Signs of life
“People said Manchester was boring,” recalls Kate Benway, director of marketing and communications for Intown Manchester. Benway, 25, ought to know. She used to say that herself in her not-so-distant high school days.
“When I went off to college, I really didn’t have any plans to come back,” said the 1997 Memorial High grad. “Just about all my friends are in Philly, New York or Boston,” she said. “They’re all saying, ‘What are you doing back in Manchester? What do you want work there for?”’ But following her graduation from Sienna College in Albany, N.Y., Benway came home for one basic reason — survival.
“Like most young people right out of college, I had to live with my family for a while,” she explained. She took a couple of reporter jobs, with the Hippo Press and Neighborhood News, and soon discovered, to her surprise, that she wanted to stay here.
“I was away at college when the civic center thing was going on,” she said.
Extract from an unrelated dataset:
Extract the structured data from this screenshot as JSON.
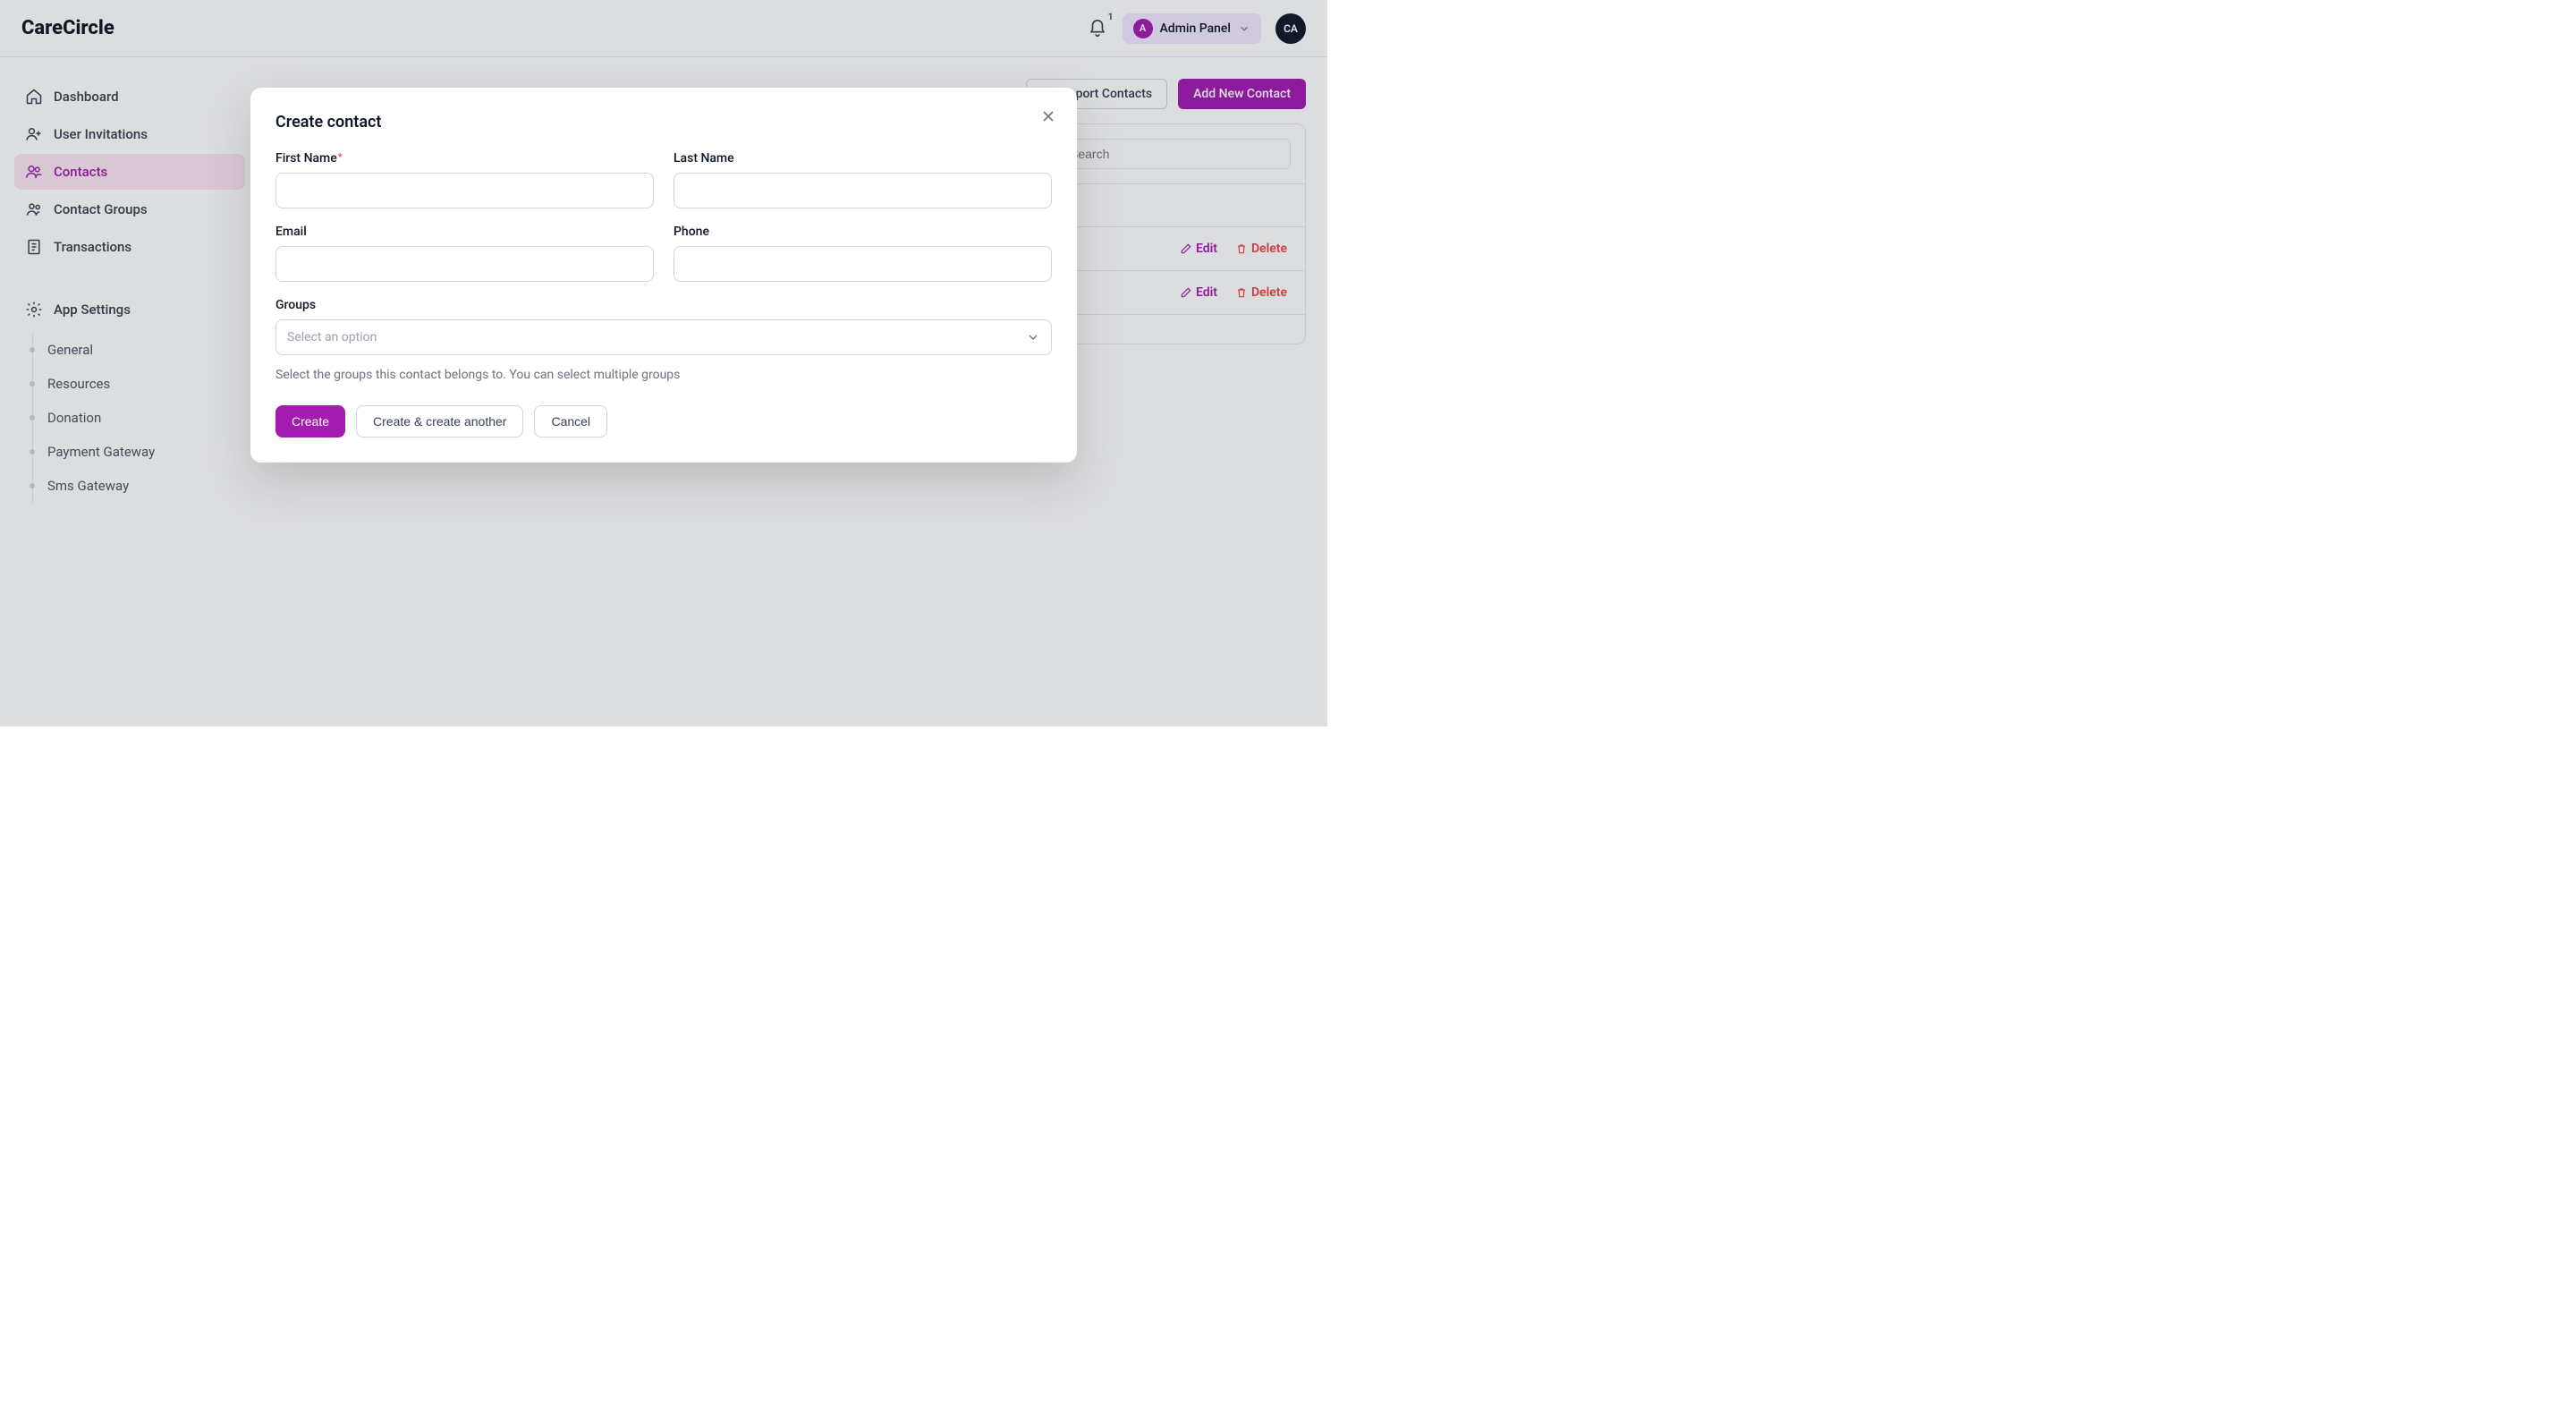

When she returned in the summer of 2001, the Verizon Wireless Arena was about to open and the Queen City had a lot more venues for dining, drinking, listening to music or just hanging out.
“There are places I like to go, like Margarita’s or Strange Brew,” she said. “It’s not that drinking is that big a deal, but for college grads, 22 years old, there are places you can go to get reconnected with the group you grew up with and went to high school with.”
She also finds the city has arts and cultural attractions and the renovations of some of the downtown buildings, along with the sidewalk extensions at Elm Street intersections have made the city’s central business district seem “more pedestrian and visitor-friendly,” she said.
While many of today’s high schoolers continue the tradition of driving back and forth, “cruising” Elm Street, Benway has discovered there are plenty of other things to do in New Hampshire’s largest city.